1897 – Measurement of circles (almost) imperiled by lawmakers! The Indiana state house unanimously passed a law decreeing that the value of pi (the ratio of a circle's circumference to its diameter) is exactly 3.2. Since pi is actually an irrational number (a decimal that doesn't end or repeat) that starts with the digits 3.141592 but then goes on and on, the value mandated by this law wasn't even terribly close. And the fact that this law was passed in the 1800s isn't any kind of excuse; a much better estimate of the value of pi has been known since ancient times. The bill never became law, luckily, because a Purdue University professor happened to be in town and coached some Indiana senators about the math involved. The bill was postponed indefinitely in the senate. The entire idea of legislating scientific or mathematical truth is what is really out of whack here!

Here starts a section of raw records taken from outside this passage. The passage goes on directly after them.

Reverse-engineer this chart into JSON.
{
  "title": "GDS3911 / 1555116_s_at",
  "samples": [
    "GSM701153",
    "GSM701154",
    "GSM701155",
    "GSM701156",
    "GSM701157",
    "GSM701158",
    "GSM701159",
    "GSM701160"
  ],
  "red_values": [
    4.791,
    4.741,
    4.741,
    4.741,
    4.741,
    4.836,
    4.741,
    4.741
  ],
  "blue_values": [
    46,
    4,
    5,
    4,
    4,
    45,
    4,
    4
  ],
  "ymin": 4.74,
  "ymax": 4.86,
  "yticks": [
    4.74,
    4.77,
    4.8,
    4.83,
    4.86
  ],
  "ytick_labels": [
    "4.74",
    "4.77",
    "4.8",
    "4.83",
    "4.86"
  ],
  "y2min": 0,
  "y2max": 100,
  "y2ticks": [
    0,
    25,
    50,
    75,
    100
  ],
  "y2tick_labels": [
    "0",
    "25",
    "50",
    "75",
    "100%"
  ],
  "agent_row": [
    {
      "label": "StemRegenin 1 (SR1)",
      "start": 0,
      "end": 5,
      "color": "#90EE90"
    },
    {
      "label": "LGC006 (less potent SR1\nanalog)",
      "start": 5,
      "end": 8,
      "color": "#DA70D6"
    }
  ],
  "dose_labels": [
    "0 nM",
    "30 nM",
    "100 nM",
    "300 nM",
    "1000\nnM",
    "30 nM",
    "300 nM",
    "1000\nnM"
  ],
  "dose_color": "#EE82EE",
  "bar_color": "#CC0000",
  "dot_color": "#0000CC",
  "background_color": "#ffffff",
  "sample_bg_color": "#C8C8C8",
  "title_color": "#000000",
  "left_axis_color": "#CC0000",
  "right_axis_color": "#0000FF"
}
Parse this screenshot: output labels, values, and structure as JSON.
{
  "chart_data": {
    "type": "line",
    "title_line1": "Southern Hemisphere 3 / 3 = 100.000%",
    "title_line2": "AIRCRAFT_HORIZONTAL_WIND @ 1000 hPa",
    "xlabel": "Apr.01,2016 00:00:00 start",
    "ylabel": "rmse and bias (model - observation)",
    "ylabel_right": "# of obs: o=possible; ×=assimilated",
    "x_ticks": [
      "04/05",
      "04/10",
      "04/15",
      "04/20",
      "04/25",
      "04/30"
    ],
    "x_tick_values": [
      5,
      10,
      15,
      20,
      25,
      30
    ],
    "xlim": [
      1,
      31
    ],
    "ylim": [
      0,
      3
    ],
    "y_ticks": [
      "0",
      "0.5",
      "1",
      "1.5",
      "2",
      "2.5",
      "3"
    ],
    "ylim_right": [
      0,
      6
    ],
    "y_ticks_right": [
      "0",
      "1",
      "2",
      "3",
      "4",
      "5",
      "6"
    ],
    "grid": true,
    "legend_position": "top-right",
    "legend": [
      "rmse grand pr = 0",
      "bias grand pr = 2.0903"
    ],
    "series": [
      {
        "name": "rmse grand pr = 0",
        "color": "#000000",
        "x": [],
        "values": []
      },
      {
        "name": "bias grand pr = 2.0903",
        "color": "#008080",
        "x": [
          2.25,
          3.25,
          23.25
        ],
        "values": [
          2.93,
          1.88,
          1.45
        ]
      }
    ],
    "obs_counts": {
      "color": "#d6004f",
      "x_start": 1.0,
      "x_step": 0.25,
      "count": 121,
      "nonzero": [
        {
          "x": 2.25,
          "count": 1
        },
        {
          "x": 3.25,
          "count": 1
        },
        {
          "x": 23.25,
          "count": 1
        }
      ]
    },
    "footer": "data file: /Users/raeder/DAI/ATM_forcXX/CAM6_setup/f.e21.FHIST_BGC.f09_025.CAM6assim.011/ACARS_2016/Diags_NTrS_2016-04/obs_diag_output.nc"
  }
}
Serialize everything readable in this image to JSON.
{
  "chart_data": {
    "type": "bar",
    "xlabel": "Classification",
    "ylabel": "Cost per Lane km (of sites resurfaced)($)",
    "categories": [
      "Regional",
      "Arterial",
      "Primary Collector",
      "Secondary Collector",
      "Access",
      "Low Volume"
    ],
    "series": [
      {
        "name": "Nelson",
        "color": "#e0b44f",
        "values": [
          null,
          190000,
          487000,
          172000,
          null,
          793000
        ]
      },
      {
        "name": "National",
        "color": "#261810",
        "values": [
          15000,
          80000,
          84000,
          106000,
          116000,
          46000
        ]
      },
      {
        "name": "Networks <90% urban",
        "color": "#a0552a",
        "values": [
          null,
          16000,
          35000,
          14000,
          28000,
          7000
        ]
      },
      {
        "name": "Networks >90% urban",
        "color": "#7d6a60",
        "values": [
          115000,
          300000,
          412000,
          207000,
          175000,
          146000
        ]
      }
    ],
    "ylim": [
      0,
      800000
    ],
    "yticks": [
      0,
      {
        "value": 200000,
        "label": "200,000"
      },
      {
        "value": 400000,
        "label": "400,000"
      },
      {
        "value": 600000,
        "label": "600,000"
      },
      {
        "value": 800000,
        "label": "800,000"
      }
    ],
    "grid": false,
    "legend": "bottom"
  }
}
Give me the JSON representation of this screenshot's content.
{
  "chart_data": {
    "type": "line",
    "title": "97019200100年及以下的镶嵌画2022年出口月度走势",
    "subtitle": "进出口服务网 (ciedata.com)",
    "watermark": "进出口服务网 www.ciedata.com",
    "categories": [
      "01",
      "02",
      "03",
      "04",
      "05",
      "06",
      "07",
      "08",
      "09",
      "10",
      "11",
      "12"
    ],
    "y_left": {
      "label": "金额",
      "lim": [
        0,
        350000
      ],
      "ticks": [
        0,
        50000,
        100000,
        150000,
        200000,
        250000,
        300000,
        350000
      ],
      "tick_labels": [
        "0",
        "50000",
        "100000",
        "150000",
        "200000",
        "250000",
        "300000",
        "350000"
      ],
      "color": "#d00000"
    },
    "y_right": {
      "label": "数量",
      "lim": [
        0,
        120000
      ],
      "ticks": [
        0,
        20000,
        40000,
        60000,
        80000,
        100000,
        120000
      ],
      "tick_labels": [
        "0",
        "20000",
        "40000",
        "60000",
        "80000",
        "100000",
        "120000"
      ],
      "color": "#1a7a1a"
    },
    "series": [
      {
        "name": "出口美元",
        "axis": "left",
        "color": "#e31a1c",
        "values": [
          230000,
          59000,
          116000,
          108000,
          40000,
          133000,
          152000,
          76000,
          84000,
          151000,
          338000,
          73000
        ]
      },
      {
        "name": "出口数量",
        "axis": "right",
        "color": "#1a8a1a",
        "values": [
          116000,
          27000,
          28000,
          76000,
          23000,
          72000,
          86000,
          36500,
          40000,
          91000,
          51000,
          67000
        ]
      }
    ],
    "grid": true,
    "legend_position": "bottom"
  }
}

1901 – Patent for an ellipse-shaped looping roller coaster (called “centrifugal railway”) awarded to Edwin Prescott. Called “Loop the Loop,” this roller coaster was not the first with a vertical loop, but it was the first with the ellipse shape, and therefore it was more comfortable and safer to ride. (The first two coasters with vertical loops—of the circular variety—were shut down due to accidents and injuries.) We can count this as a great success in roller coaster history! Unfortunately, more people wanted to watch it than to ride it, so much so that a viewing area was built and people were charged admission just to watch. Even with the viewing fees, Loop the Loop didn't make enough money to keep running, and it went bankrupt around the time of World War I. This has to be a record for the most unsuccessful successful roller coaster!

1915 – Richard Hofstadter born in New York City. Hofstadter went on to become a physicist; he won a Nobel prize for his work, which included “measuring” the sizes of the neutron and proton in the nuclei of atoms. Of course, these particles are really, really small: imagine taking one and a half yardsticks or meter sticks. Then cut the sticks into 1,000,000,000,000,000 pieces. That's one quadrillion (also known as one thousand million million) pieces. That's...well, pretty darned small!

1934 – Hank Aaron born in Mobile, Alabama. Aaron grew up to be one of the greatest baseball players of all time. He played from 1954 to 1976, and he held the Major League Baseball (MLB) record for most career home runs, with 755 homers, for 33 years. Even now that his record has been broken by Barry Bonds, I can't help wondering if Bonds' alleged steroid use may invalidate the new record. Aaron holds other records because of his high-level consistency over the years: he had 24 or more home runs every single year from 1955 through 1973; he's the only player to hit 30 or more homers in a season at least 15 times; he made the All-Star team every year from 1955 to 1975; he has the most career runs batted in (2,297); he has the most career extra base hits (1,477); he has the most career total bases (6,856); he's in the top 4 of seasons with 150 or more hits; he's third in career hits (3,771); he's tied for fourth (with Babe Ruth) in with career runs (2,174); he's second in at-bats (12,364); he's third in games played (3,298). There are an awful lot of numbers in baseball—and these don't even involve averaging!

Measuring Everything in the Universe

New Grounds has an interesting “interactive diagram” about the size of things. When you first enter, you can see the size of things at a human scale, such as an adult human (1.7) meters, giant earthworm (an amazing 7 meters!), and a large beach ball (1 meter). Slide the little slider button to the right, and you can see huger and huger objects, including planets, starts, and galaxies. Slide the button to the left, and you can see tinier and tinier objects—going down to atoms, protons, and even to the as-yet undetected “strings” that may make up quarks.

It's Rational to Like Irrational Numbers
There are some pretty fun books about numbers. Have you read Math Curse, by Jon Scieszka? How Much is a Million? by David M. Schwartz and Steven Kellogg?

For older readers, how about A Gebra Named Al, by Wendy Isdell? I haven't read it, but Sir Cumference and the Dragon of Pi, by Cindy Neuschwander, sounds really fun! (This author has a whole slew of math storybooks!)

Take a Virtual Roller Coaster Ride!
This one has several loops and realistic coaster sounds. This one has no loops and is set to music. It's pretty extreme and made me feel like I was really moving for a second or two.